Embûche pour le Gripen en Suisse

Le processus d’achat d’avions de combat Gripen auprès du constructeur suédois Saab lancé par la Suisse en novembre 2011 relève du parcours du combattant. Après les critiques portant sur le choix de cet appareil aux dépens du Rafale et de l’Eurofighter, pourtant mieux notés lors des évaluations, c’est au niveau politique que ça coince.

Ainsi, le 5 mars, le Conseil des Etats (l’équivalent du Sénat en France) a refusé d’accorder les 3,1 milliards de francs suisses nécessaires à l’achat des 22 Gripen tout en acceptant, cependant, le principe de renouveler la flotte des F-5 Tiger II que les avions suédois sont censés remplacer. Pourtant, en commission, les conseillers avaient donné leur aval.

En séance, Ueli Maurer, le chef du département de la défense, qui est aussi actuellement le président de la Confédération, a fait savoir qu’il n’avait pas lu en détail le contrat signé avec Stokcholm pour la livraison des Gripen. « Ce sont 56 pages en anglais, avec beaucoup de considérations techniques, je fais confiance aux spécialistes de mon service », a-t-il admis.

Reste que, selon le même Ueli Maurer, l’achat des Gripen serait désormais « compromis », la balle étant désormais dans le camp du Conseil national, qui aura aussi à se prononcer sur le financement en juin prochain. Et le cas échéant, les opposants à cette acquisition pourront jouer leur va-tout lors d’un référendum populaire. Et actuellement, selon les sondages, une majorité de Suisses ne veulent pas de l’avion suédois.

« Les chances d’emporter un référendum sont réelles. Car il y a en effet un sentiment de gaspillage financier assez large. Le sort du Gripen me laisse peu de doutes. Il faudra de toute façon revoir notre police du ciel ainsi que toutes les missions de l’armée », a ainsi déclaré le sénateur écologiste Luc Recordon, dans les colonnes du quotidien Le Matin.

« Je crois que nous avons besoin d’avions pour la sécurité aérienne, pour courir après un Piper ou un Boeing en cas d’attaque terroriste.

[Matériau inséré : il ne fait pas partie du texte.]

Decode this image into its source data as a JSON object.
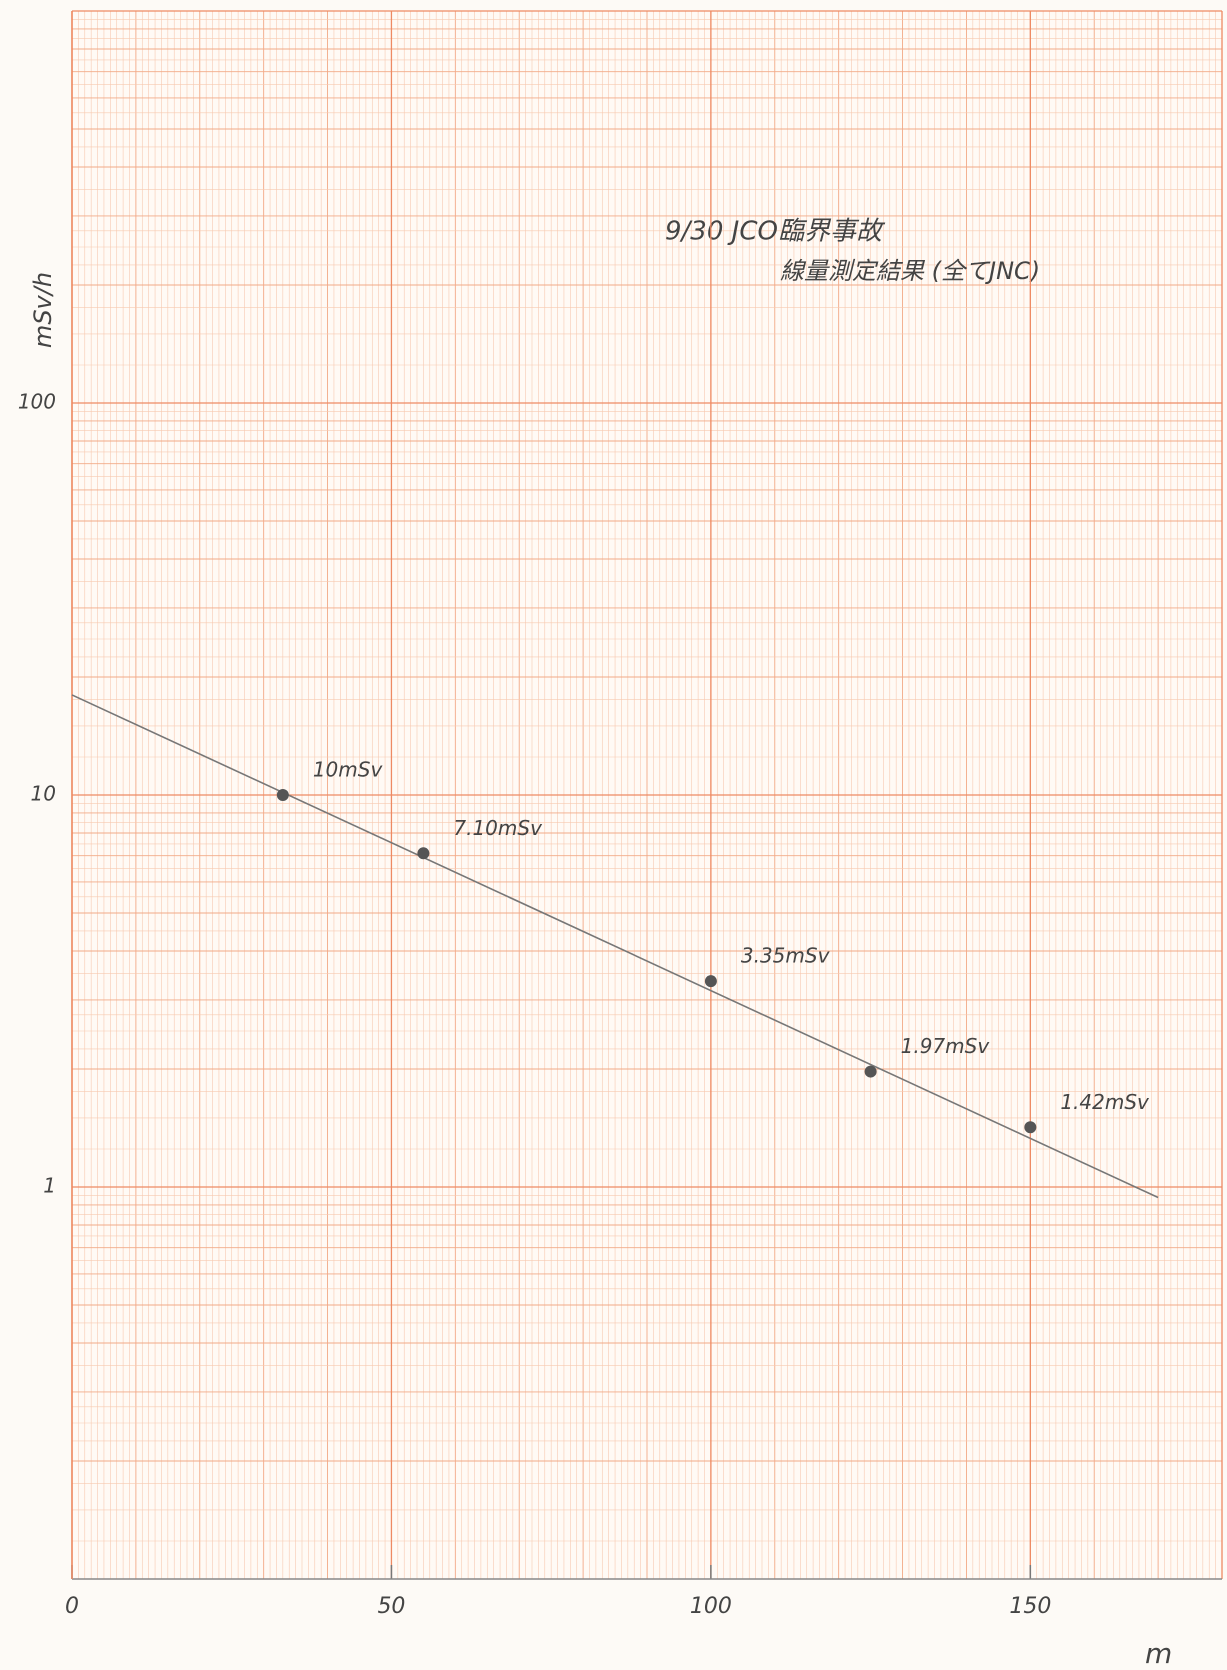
{
  "chart_data": {
    "type": "scatter",
    "title": "9/30 JCO臨界事故",
    "subtitle": "線量測定結果 (全てJNC)",
    "x_label": "m",
    "y_label": "mSv/h",
    "log_y": true,
    "grid": true,
    "xlim": [
      0,
      180
    ],
    "xticks": [
      0,
      50,
      100,
      150
    ],
    "ylim": [
      0.1,
      1000
    ],
    "yticks": [
      1,
      10,
      100
    ],
    "series": [
      {
        "color": "#555555",
        "x": [
          33,
          55,
          100,
          125,
          150
        ],
        "values": [
          10,
          7.1,
          3.35,
          1.97,
          1.42
        ],
        "value_labels": [
          "10mSv",
          "7.10mSv",
          "3.35mSv",
          "1.97mSv",
          "1.42mSv"
        ]
      }
    ],
    "trend": {
      "color": "#777777",
      "x": [
        0,
        170
      ],
      "values": [
        18,
        0.94
      ]
    }
  }
}
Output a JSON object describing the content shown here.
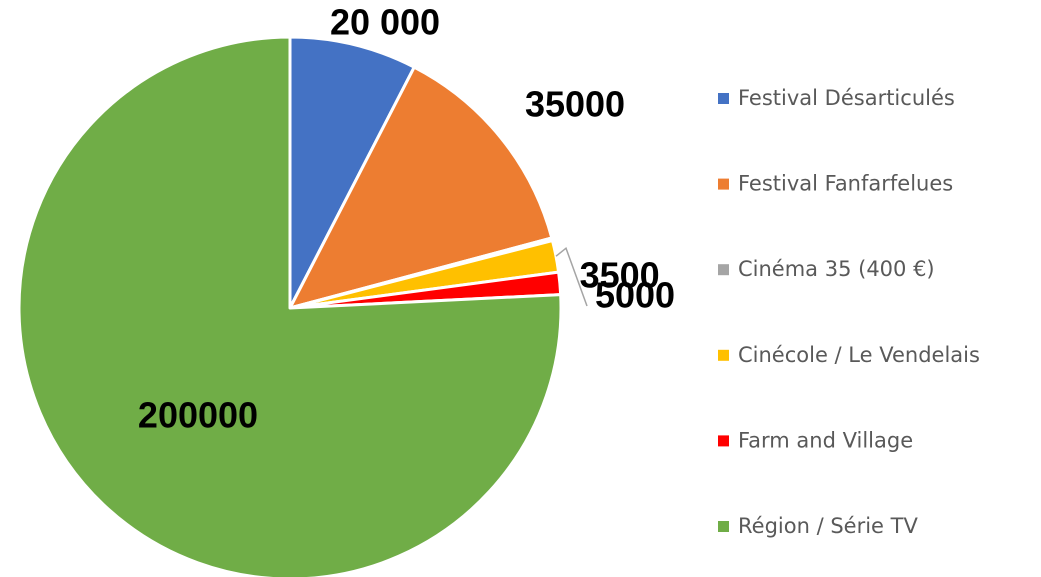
{
  "chart_data": {
    "type": "pie",
    "categories": [
      "Festival Désarticulés",
      "Festival Fanfarfelues",
      "Cinéma 35 (400 €)",
      "Cinécole / Le Vendelais",
      "Farm and Village",
      "Région / Série TV"
    ],
    "values": [
      20000,
      35000,
      400,
      5000,
      3500,
      200000
    ],
    "value_labels": [
      "20 000",
      "35000",
      null,
      "5000",
      "3500",
      "200000"
    ],
    "colors": [
      "#4472c4",
      "#ed7d31",
      "#a5a5a5",
      "#ffc000",
      "#ff0000",
      "#70ad47"
    ],
    "legend": "right"
  }
}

Cela nécessite un intercepteur relativement rapide, mais pas un chasseur de combat. La vitesse des avions civils est de toute façon inférieure à Mach1 », a-t-il aussi expliqué. Seulement, la difficulté serait alors de trouver l’appareil adéquat, lequel pourrait être un avion conçu pour l’entraînement avancé (BAE Hawk, Aermacchi M-346, Aero L-159 Alca tchèque ou encore T-50 Golden Eagle sud-coréen?)

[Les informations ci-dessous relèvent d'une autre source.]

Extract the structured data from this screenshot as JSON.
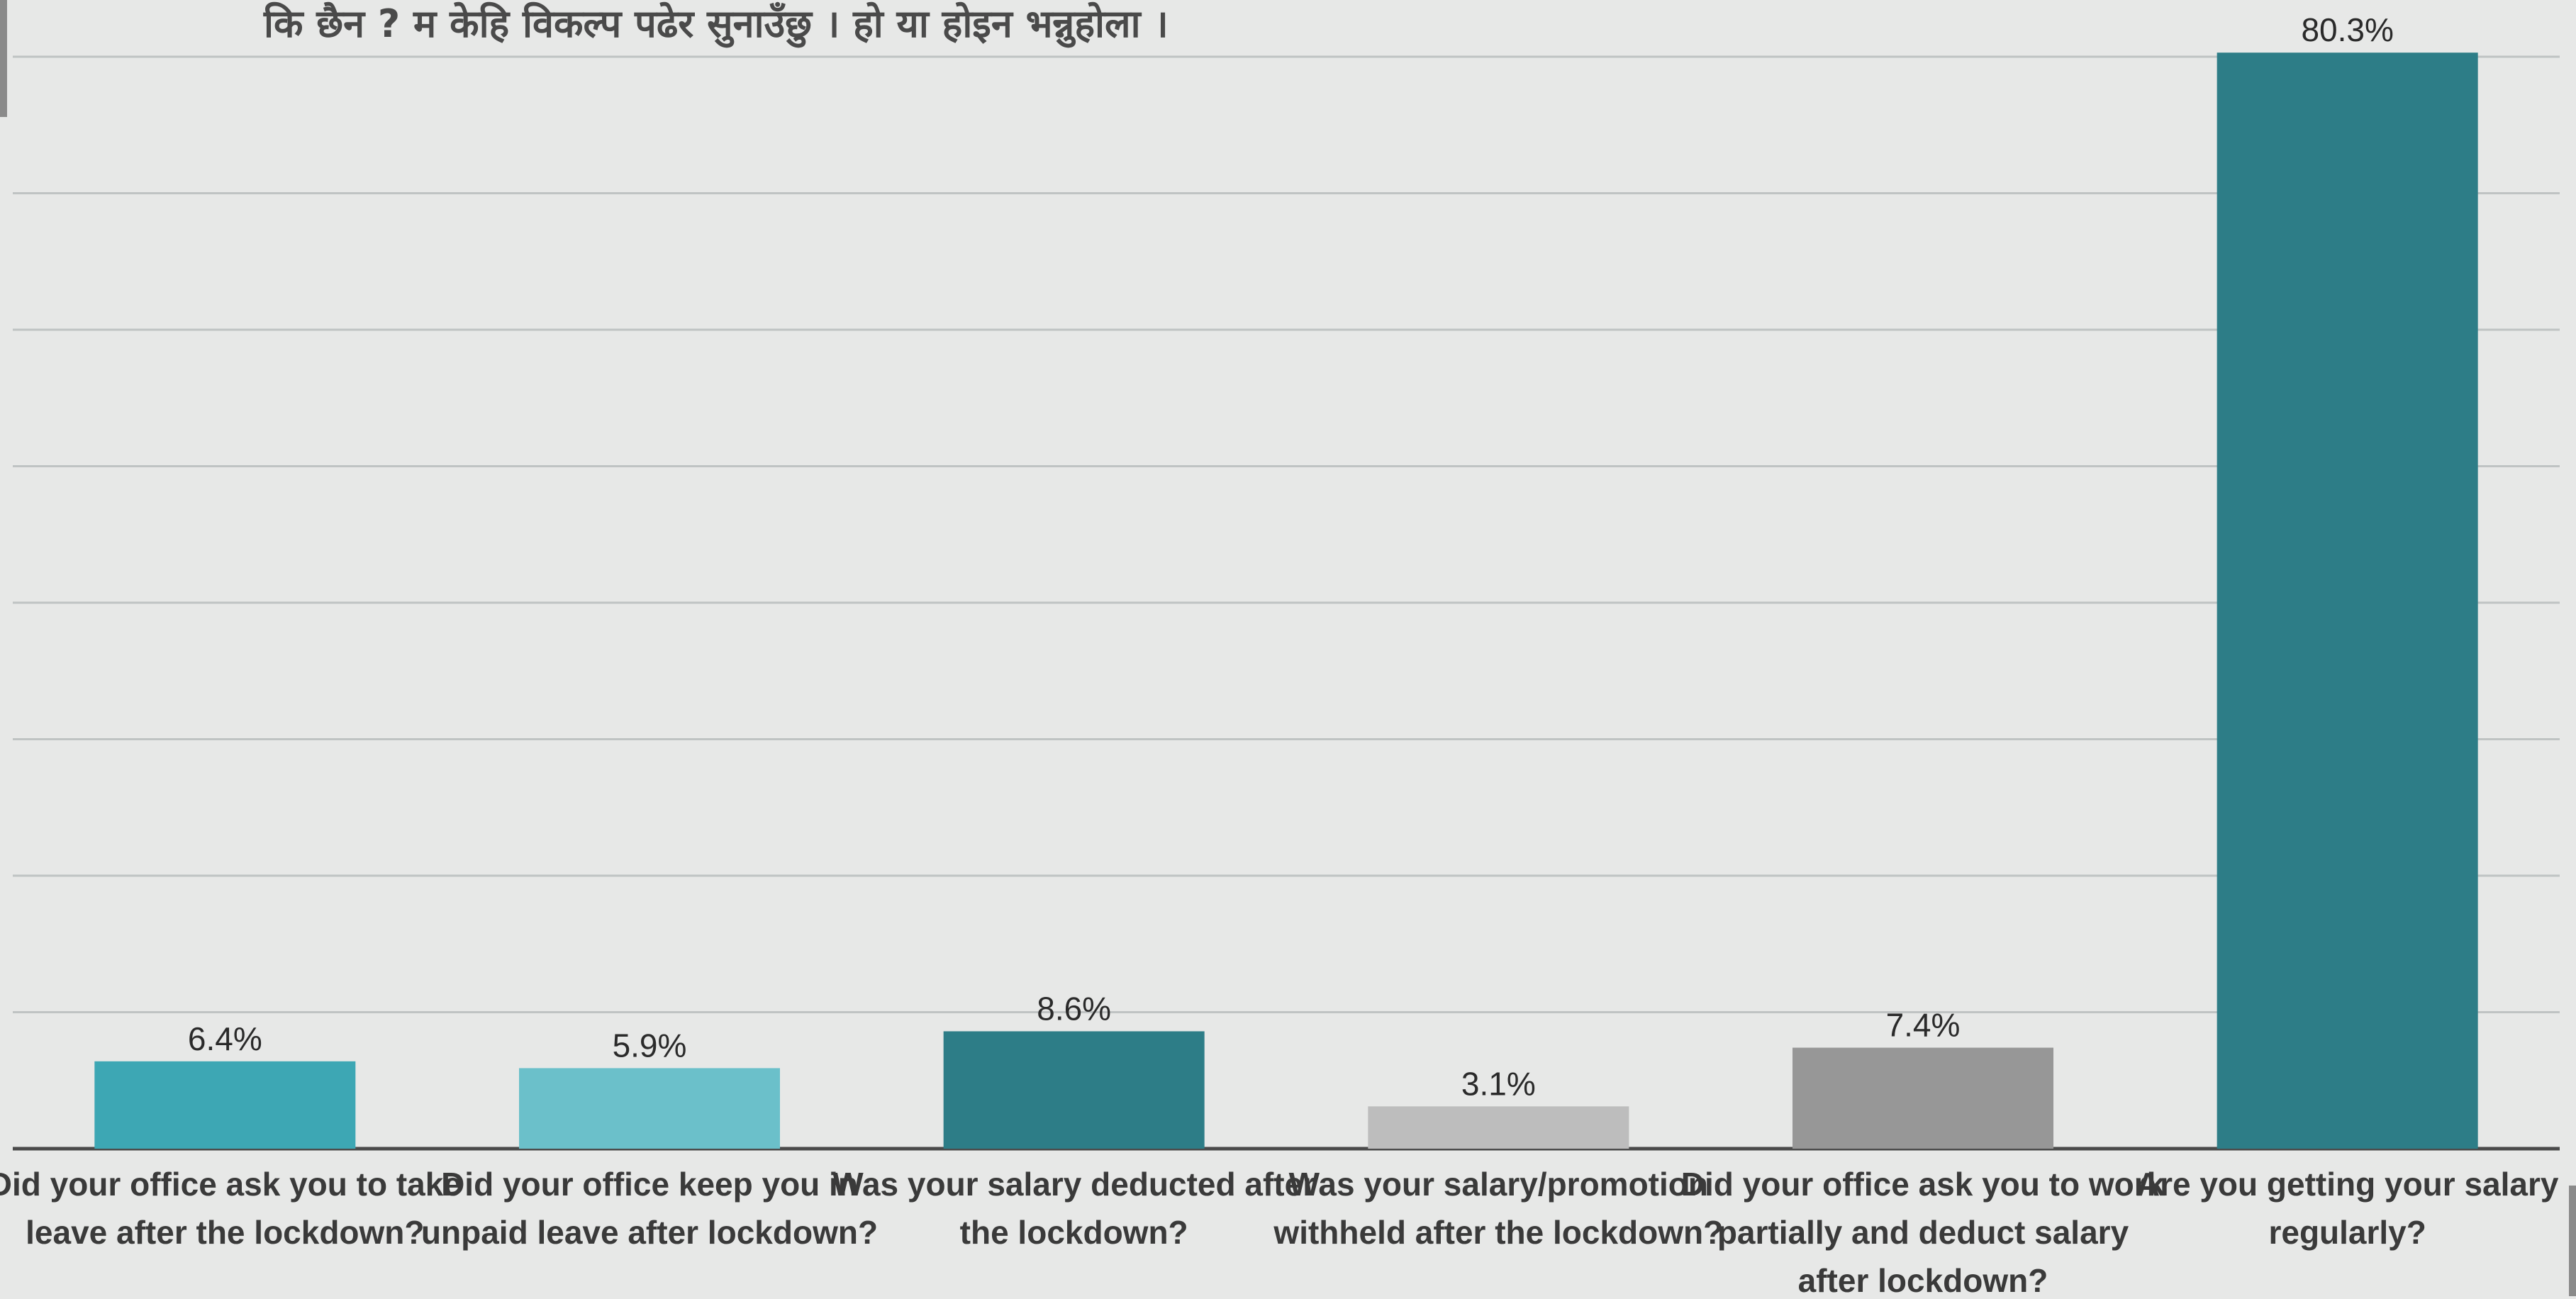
{
  "chart_data": {
    "type": "bar",
    "title": "कि छैन ? म केहि विकल्प पढेर सुनाउँछु । हो या होइन भन्नुहोला ।",
    "categories": [
      [
        "Did your office ask you to take",
        "leave after the lockdown?"
      ],
      [
        "Did your office keep you in",
        "unpaid leave after lockdown?"
      ],
      [
        "Was your salary deducted after",
        "the lockdown?"
      ],
      [
        "Was your salary/promotion",
        "withheld after the lockdown?"
      ],
      [
        "Did your office ask you to work",
        "partially and deduct salary",
        "after lockdown?"
      ],
      [
        "Are you getting your salary",
        "regularly?"
      ]
    ],
    "values": [
      6.4,
      5.9,
      8.6,
      3.1,
      7.4,
      80.3
    ],
    "value_labels": [
      "6.4%",
      "5.9%",
      "8.6%",
      "3.1%",
      "7.4%",
      "80.3%"
    ],
    "colors": [
      "#3da7b4",
      "#6bc0ca",
      "#2d7d87",
      "#bdbdbd",
      "#979797",
      "#2d7d87"
    ],
    "xlabel": "",
    "ylabel": "",
    "ylim": [
      0,
      80
    ],
    "gridlines": true,
    "legend": "none"
  }
}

Cela étant, la décision suisse aura des conséquences en Suède, où l’exportation de la dernière version du Gripen (E/F), actuellement en cours de développement, est primordiale pour que les forces aériennes suédoises puissent en aquérir un soixantaine d’exemplaires pour 14,2 milliards de dollars. En cas d’un renoncement de Berne, cette commande serait annulée. Et au-delà, c’est l’existence même de Saab qui serait menacée.